This debut novel, a mystery thriller, is set in the fictional but entirely plausible Point Mettier, Alaska. Only a couple hundred people live there year-round, and they all live in one apartment building. The rest of the town exists only in warmer months when tourists visit to see icebergs, glaciers, and whales. About an hour from Anchorage on a good day, Point Mettier is reached by one road with a one lane tunnel.
It’s November when Amy finds a severed hand and foot on the rocky shore. Local police assume it is another of the many remains that wash up each year, from suicides, or cruise ship accidents, and since no one in their town is missing, they log the evidence, alert state authorities, and figure that is that. Then Anchorage-based detective Cara Kennedy decides to check things out, thinking there might be a connection to another case that is haunting her.
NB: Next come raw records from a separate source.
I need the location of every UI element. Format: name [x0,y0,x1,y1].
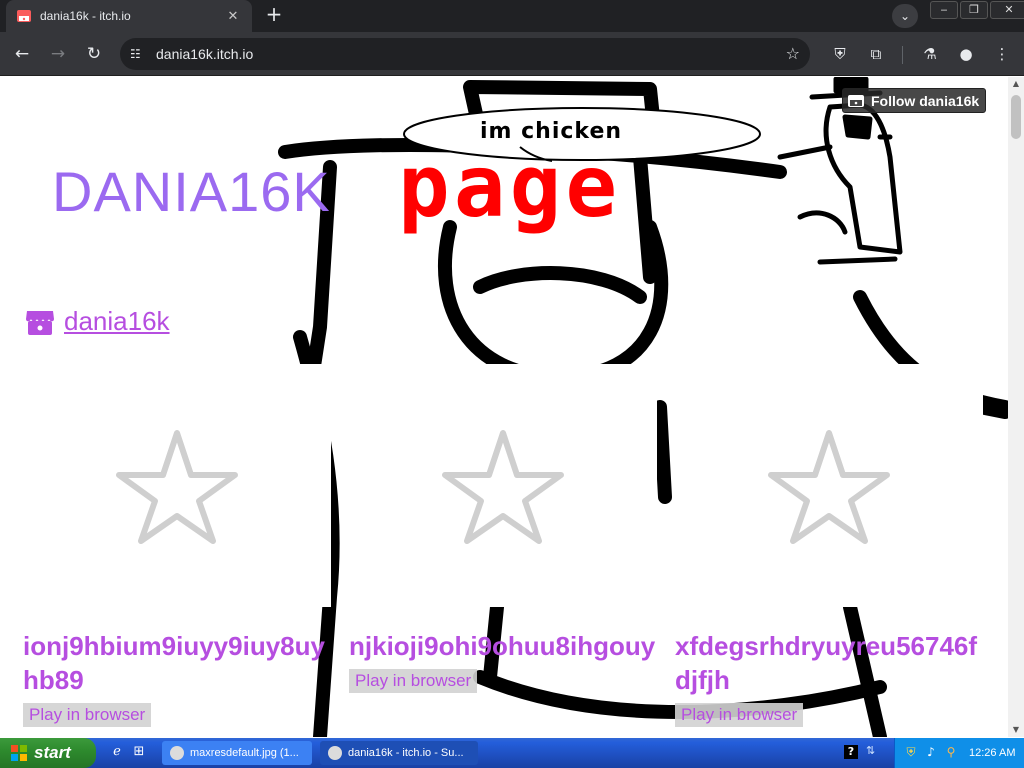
scroll-up-icon[interactable]: ▲ [1008,77,1024,91]
platform-badge: Play in browser [675,703,804,727]
system-tray: ⛨ ♪ ⚲ 12:26 AM [894,738,1024,768]
game-thumbnail[interactable] [675,364,983,607]
star-placeholder-icon [768,429,890,544]
game-card[interactable]: ionj9hbium9iuyy9iuy8uyhb89 Play in brows… [23,364,331,727]
labs-flask-icon[interactable]: ⚗ [918,42,942,66]
game-card[interactable]: njkioji9ohi9ohuu8ihgouy Play in browser [349,364,657,693]
chrome-icon [328,746,342,760]
restore-button[interactable]: ❐ [960,1,988,19]
ie-quicklaunch-icon[interactable]: ℯ [108,744,126,762]
platform-badge: Play in browser [349,669,478,693]
follow-button[interactable]: Follow dania16k [842,88,987,113]
platform-badge: Play in browser [23,703,152,727]
page-heading-left: DANIA16K [52,160,331,223]
taskbar-item-label: maxresdefault.jpg (1... [190,747,299,759]
game-thumbnail[interactable] [349,364,657,607]
taskbar-item-label: dania16k - itch.io - Su... [348,747,464,759]
game-title-link[interactable]: xfdegsrhdryuyreu56746fdjfjh [675,629,983,697]
user-link-row: dania16k [24,306,170,337]
taskbar-item-image[interactable]: maxresdefault.jpg (1... [162,741,312,765]
security-shield-icon[interactable]: ⛨ [903,745,919,761]
address-bar[interactable]: ☷ dania16k.itch.io ☆ [120,38,810,70]
start-button[interactable]: start [0,738,96,768]
network-icon[interactable]: ⇅ [866,744,882,762]
profile-avatar-icon[interactable]: ● [954,42,978,66]
windows-taskbar: start ℯ ⊞ maxresdefault.jpg (1... dania1… [0,738,1024,768]
itchio-logo-icon [26,310,54,335]
close-window-button[interactable]: ✕ [990,1,1024,19]
itchio-favicon-icon [17,10,31,22]
toolbar-divider [902,46,903,64]
back-arrow-icon[interactable]: ← [10,42,34,66]
user-name-link[interactable]: dania16k [64,306,170,337]
tab-title: dania16k - itch.io [40,9,131,23]
site-info-icon[interactable]: ☷ [130,47,150,61]
menu-kebab-icon[interactable]: ⋮ [990,42,1014,66]
star-placeholder-icon [116,429,238,544]
tab-close-icon[interactable]: ✕ [224,8,242,24]
reload-icon[interactable]: ↻ [82,42,106,66]
taskbar-item-browser[interactable]: dania16k - itch.io - Su... [320,741,478,765]
volume-icon[interactable]: ♪ [923,745,939,761]
star-placeholder-icon [442,429,564,544]
start-label: start [34,743,71,762]
game-title-link[interactable]: ionj9hbium9iuyy9iuy8uyhb89 [23,629,331,697]
scroll-down-icon[interactable]: ▼ [1008,723,1024,737]
extensions-puzzle-icon[interactable]: ⧉ [864,42,888,66]
game-card[interactable]: xfdegsrhdryuyreu56746fdjfjh Play in brow… [675,364,983,727]
tab-search-chevron-icon[interactable]: ⌄ [892,4,918,28]
desktop-quicklaunch-icon[interactable]: ⊞ [130,744,148,762]
page-heading-right: page [398,137,622,237]
tab-strip: dania16k - itch.io ✕ + ⌄ ‒ ❐ ✕ [0,0,1024,32]
windows-flag-icon [11,745,27,761]
game-thumbnail[interactable] [23,364,331,607]
address-text[interactable]: dania16k.itch.io [156,46,253,62]
follow-label: Follow dania16k [871,92,980,109]
search-tray-icon[interactable]: ⚲ [943,745,959,761]
itchio-small-icon [848,94,864,107]
page-viewport: im chicken DANIA16K page dania16k ionj9h… [0,77,1008,737]
page-scrollbar[interactable]: ▲ ▼ [1008,77,1024,737]
scrollbar-thumb[interactable] [1011,95,1021,139]
extension-shield-icon[interactable]: ⛨ [828,42,852,66]
minimize-button[interactable]: ‒ [930,1,958,19]
window-controls: ‒ ❐ ✕ [928,0,1024,20]
browser-toolbar: ← → ↻ ☷ dania16k.itch.io ☆ ⛨ ⧉ ⚗ ● ⋮ [0,32,1024,76]
new-tab-button[interactable]: + [262,3,286,27]
game-title-link[interactable]: njkioji9ohi9ohuu8ihgouy [349,629,657,663]
tab-dania16k[interactable]: dania16k - itch.io ✕ [6,0,252,32]
chrome-icon [170,746,184,760]
forward-arrow-icon[interactable]: → [46,42,70,66]
help-icon[interactable]: ? [844,745,858,759]
bookmark-star-icon[interactable]: ☆ [786,44,800,63]
clock: 12:26 AM [969,747,1016,759]
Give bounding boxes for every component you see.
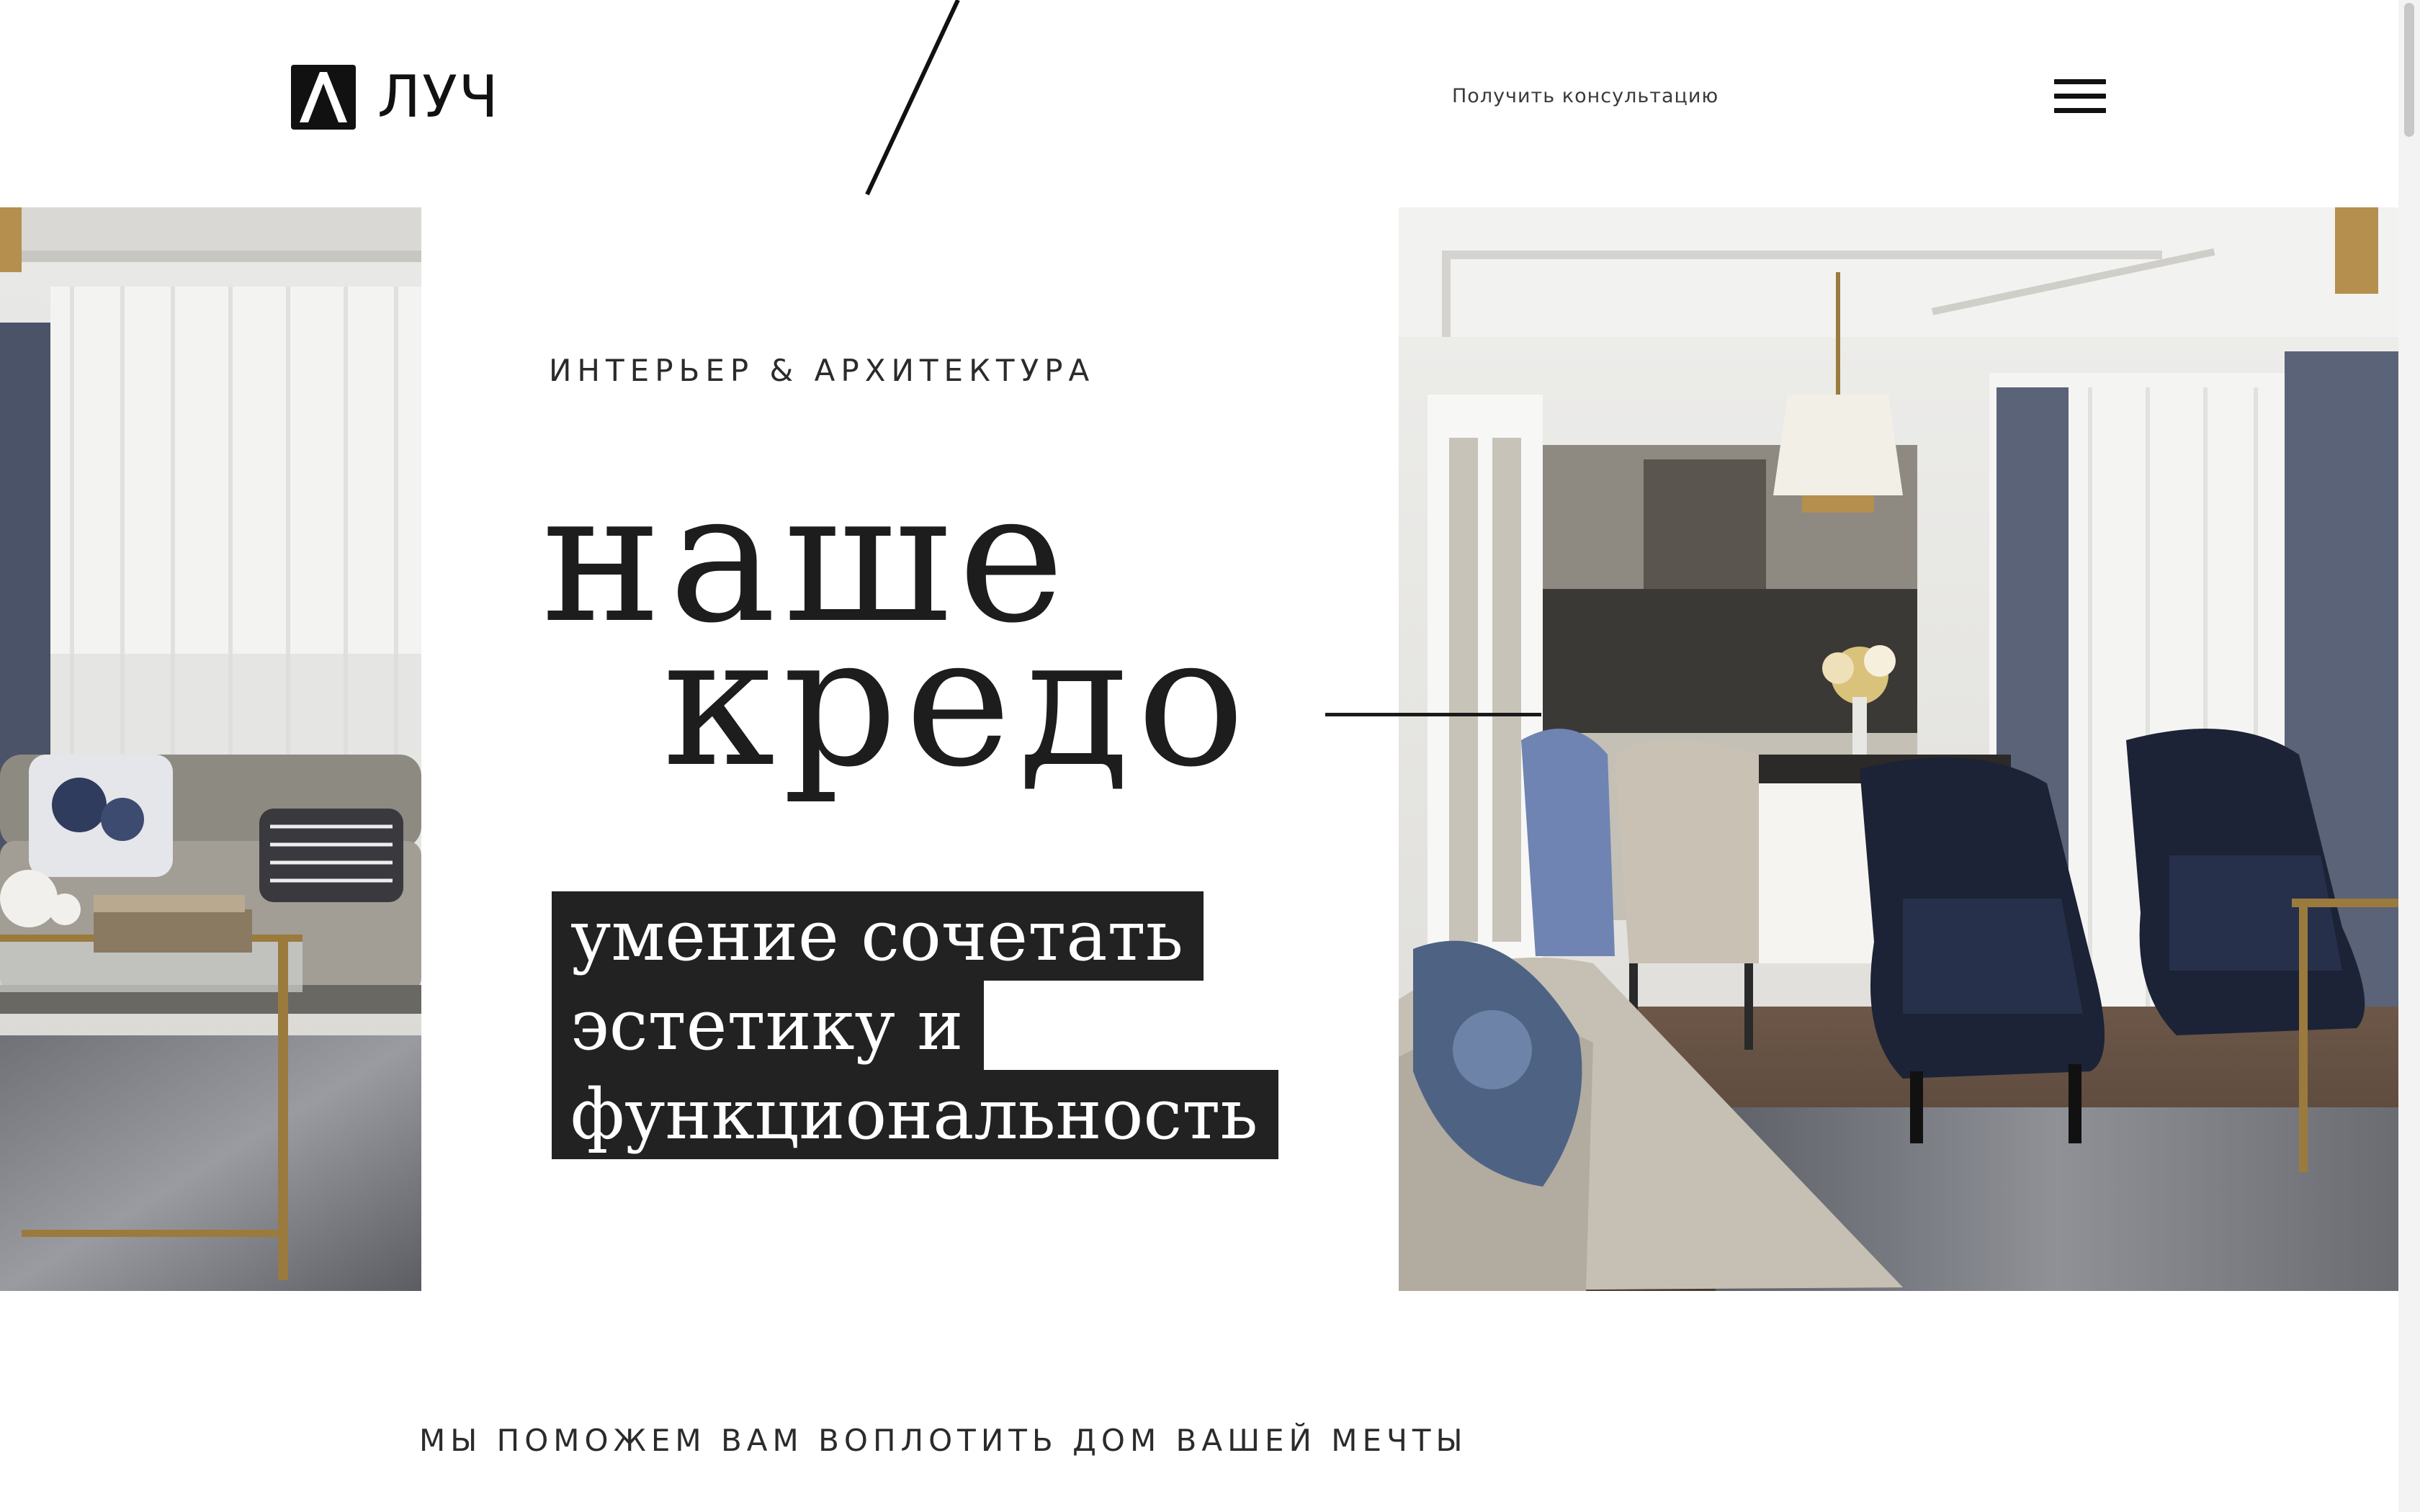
hero-kicker: ИНТЕРЬЕР & АРХИТЕКТУРА	[549, 353, 1095, 388]
logo-mark-icon	[291, 65, 356, 130]
living-room-photo	[0, 207, 421, 1291]
section-subtitle: МЫ ПОМОЖЕМ ВАМ ВОПЛОТИТЬ ДОМ ВАШЕЙ МЕЧТЫ	[419, 1423, 1468, 1458]
scrollbar-thumb[interactable]	[2404, 3, 2414, 137]
tagline-line: эстетику и	[552, 981, 984, 1070]
consultation-link[interactable]: Получить консультацию	[1452, 85, 1718, 107]
decorative-slash	[865, 0, 960, 196]
logo-text: ЛУЧ	[377, 63, 500, 130]
tagline-block: умение сочетать эстетику и функционально…	[552, 891, 1278, 1159]
menu-bar	[2054, 94, 2106, 99]
logo[interactable]: ЛУЧ	[291, 65, 500, 130]
dining-room-photo	[1399, 207, 2398, 1291]
menu-bar	[2054, 108, 2106, 113]
tagline-line: умение сочетать	[552, 891, 1204, 981]
tagline-line: функциональность	[552, 1070, 1278, 1159]
connector-line	[1325, 713, 1541, 716]
headline-line-2: кредо	[663, 597, 1252, 806]
page: ЛУЧ Получить консультацию ИНТЕРЬЕР & АРХ…	[0, 0, 2420, 1512]
menu-bar	[2054, 79, 2106, 84]
scrollbar[interactable]	[2398, 0, 2420, 1512]
menu-icon[interactable]	[2054, 79, 2106, 114]
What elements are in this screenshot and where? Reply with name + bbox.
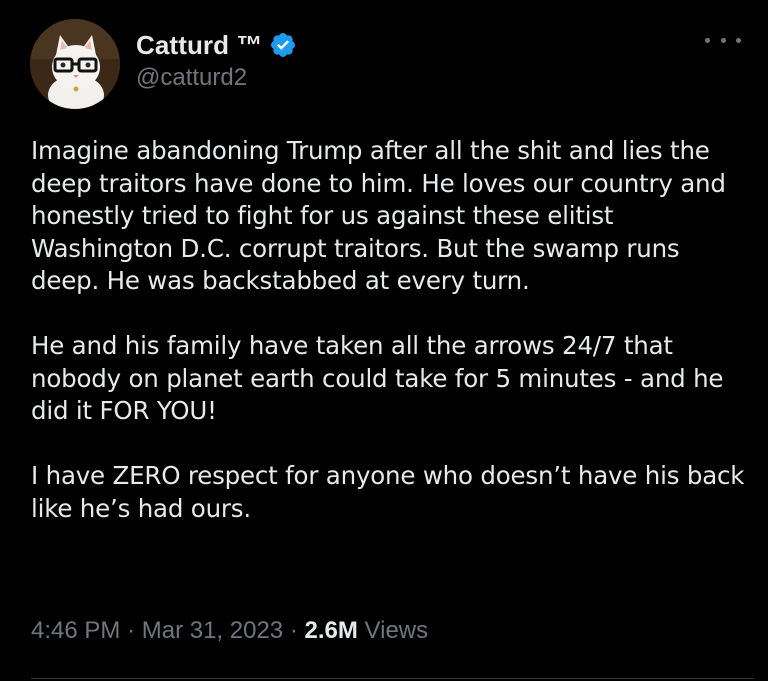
views-label: Views bbox=[364, 617, 429, 644]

The story is full of local flavor. Amy’s mother is the owner and cook at Star Asian restaurant, a bland in authentic Chinese food place. Lonnie befriended than adopted Denny, her pet moose. She feeds and walks him everyday. Ellie is the supervisor of the apartment complex and offers odd solutions to the sonic terrors whipped up by the night winds.
Of course a snowstorm closes the tunnel and Detective Kennedy is forced to stay in the town until it reopens. But it’s just as well as more body parts are found and they belong to a victim after all.
At the first finger of sunlight, Cara bolted upright from her sleep, believing for a moment that she was at home in her apartment, then realizing that the musty-smelling unit was not hers, just a transitory space she was holed up in until the tunnel reopened. Seeing a sliver of hope for a sunny day, she decided it was time to get some much-needed fresh air. She grabbed her parka, fueled up on black coffee from the general store, which turned out not to be so bad, then bundled up to step outside.
The wind still stung like nettles, and snow flurries painted the air in textured patterns, but someone had attempted to shovel the walkway and Cara inhaled deeply, welcoming the fresh burst of oxygen. ~Pg. 63
The action kicks off pretty quickly so readers don’t have to wait for the mystery to deepen. The author consistently underscores the quirks of the location and uses them to make the story unique. Underground tunnels built to avoid heavy snow and wind, become getaway routes. Lousy Chinese takeout orders mark the times people are home. And an entire city living under one roof means nothing goes completely unnoticed.
All in all, this is an engaging read for those who enjoy police procedurals with a bit of a twist. There are a couple of ancillary details that feel tacked on. They’re not necessary for the story, but it seems like they should have been hinted at sooner. If they were, I missed it. Still, these moments did not detract from the overall solidity of the book.
My thanks to Loren at Berkley for the advance review copy.